一見するだけでは、兄貴が不利な様子は見えません。
「今は押しているように見えますが……それはキイロさんが一度も攻撃に転じていないから、ですわ」
言われてみれば確かに。キイロさんは今のところ、打ち合いでの攻撃は振るっているようですが、それ以上の事をしようとはしていません。
「……でもそれは、兄貴の攻撃が激しいから、ではないんですか?」
「もちろん、それもありますわ。しかし、遮二無二攻めるその勢いが、いつまで続くでしょうか。加えて、キイロさんの防御を、野蛮人は一度たりとも崩せていませんわ」
そんなやり取りの間にも、戦いは続いています。兄貴が木刀を振るいますが、キイロさんはそれを全て受け止めています。

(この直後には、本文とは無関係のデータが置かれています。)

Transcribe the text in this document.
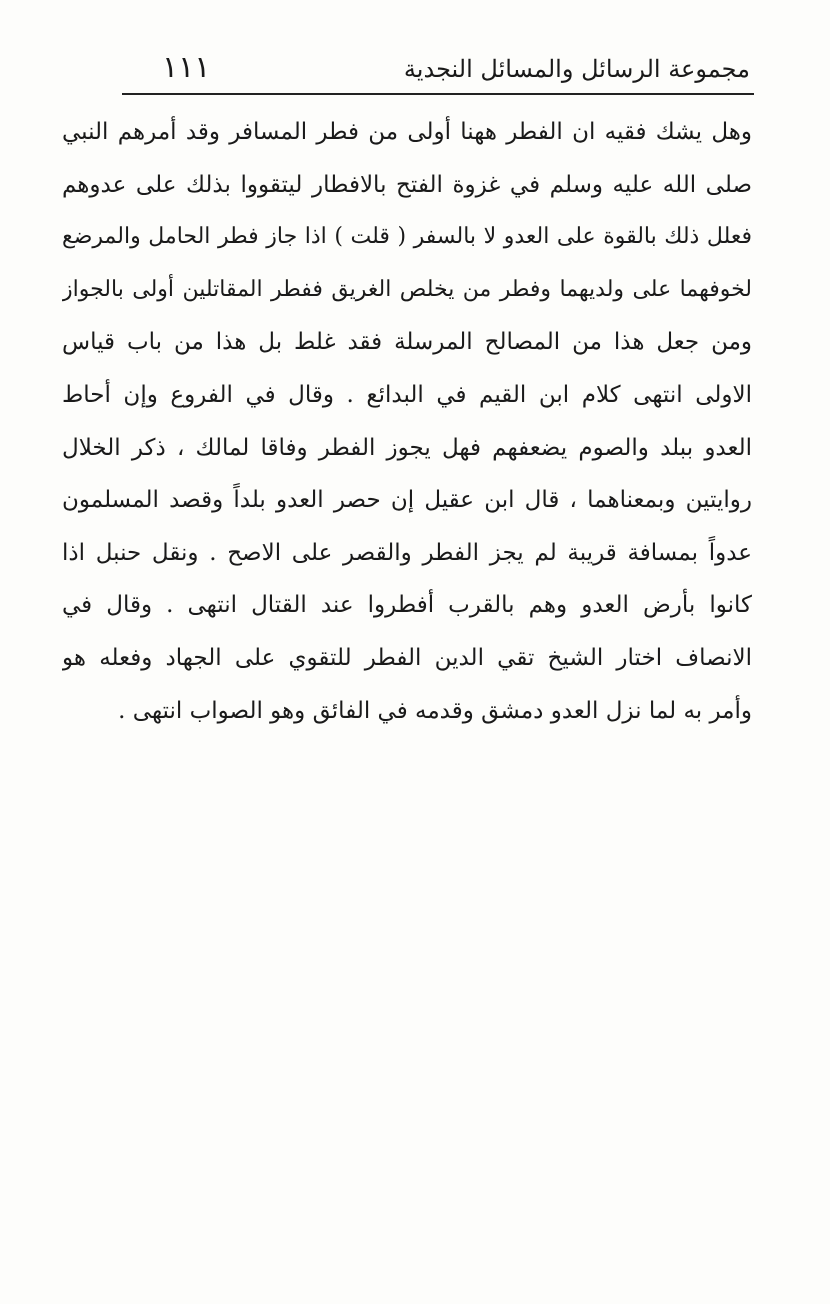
مجموعة الرسائل والمسائل النجدية
١١١
وهل يشك فقيه ان الفطر ههنا أولى من فطر المسافر وقد أمرهم النبي
صلى الله عليه وسلم في غزوة الفتح بالافطار ليتقووا بذلك على عدوهم
فعلل ذلك بالقوة على العدو لا بالسفر ( قلت ) اذا جاز فطر الحامل والمرضع
لخوفهما على ولديهما وفطر من يخلص الغريق ففطر المقاتلين أولى بالجواز
ومن جعل هذا من المصالح المرسلة فقد غلط بل هذا من باب قياس
الاولى انتهى كلام ابن القيم في البدائع . وقال في الفروع وإن أحاط
العدو ببلد والصوم يضعفهم فهل يجوز الفطر وفاقا لمالك ، ذكر الخلال
روايتين وبمعناهما ، قال ابن عقيل إن حصر العدو بلداً وقصد المسلمون
عدواً بمسافة قريبة لم يجز الفطر والقصر على الاصح . ونقل حنبل اذا
كانوا بأرض العدو وهم بالقرب أفطروا عند القتال انتهى . وقال في
الانصاف اختار الشيخ تقي الدين الفطر للتقوي على الجهاد وفعله هو
وأمر به لما نزل العدو دمشق وقدمه في الفائق وهو الصواب انتهى .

引くこともなく、焦る様子もないままに。
対して、攻撃を続けている兄貴は、額に汗が浮かんでいます。
「……チッ!」
やがて攻め続ける事への不利を悟ったのか、兄貴が一度、距離を取ります。
肩で息をし始めた兄貴の一方で、キイロさんは呼吸を乱すこともなく立っていらっしゃいます。
「ぷぷぷぷッ! い、良い攻めだったよエドワル君。た、太刀筋にも迷いがないし、な、なかなか反撃もできなかった。つ、強くなったんだね」
「…………」
賛辞を送ってくるキイロさんですが、兄貴は返事をすることもなく静かに彼を見ています。先ほどの模擬剣術戦でも見せた、まるで冷酷な狩人であるかのような、その雰囲気。
本気です、疑いようもなく。しかしそんな兄貴を持ってしても、キイロさんという巨大な壁は、まだ打ち崩せていません。
「さ、さて……そ、そろそろ見せようかな。ぼ、僕の編み出した黄華激閃流を……」
キイロさんはそうおっしゃると、木刀を腰に戻しました。それを見た兄貴も、腰に木刀を戻します。最初と同じ、互いに居合抜きの構えです。
「お、黄華激閃流は僕自身の名前と、う、裏切りの英雄ヴィクトリアが用いた、い、雷が走った後に花が開いたように見える太刀筋。そ、そして一閃ではなく多数の斬撃を放つ技から取って、ぼ、僕が命名したんだ。ど、どんな剣よりも、う、上に立つ為に……ッ!」
口をそう動かしながら、キイロさんは態勢を低くした状態から、兄貴に向かって一気に距離を詰めにいきます。自身の技の射程範囲内に、彼を入れる為。
「み、見なよ。ば、抜刀だけじゃなく納刀にも力を入れた……ぼ、僕の黄華激閃流ッ! "豪雨激閃"をッ!!!」
「ッ!?」
「兄貴ッ!」
『エド君ッ!』
「ノッポッ!」
「エド君~ッ!」
「野蛮人ッ!!!」
私たちの言葉が兄貴に届くか否かのその瞬間。
キイロさんの腰から居合抜きの一撃が連射され、多数の一撃必殺の斬撃が兄貴を襲いました。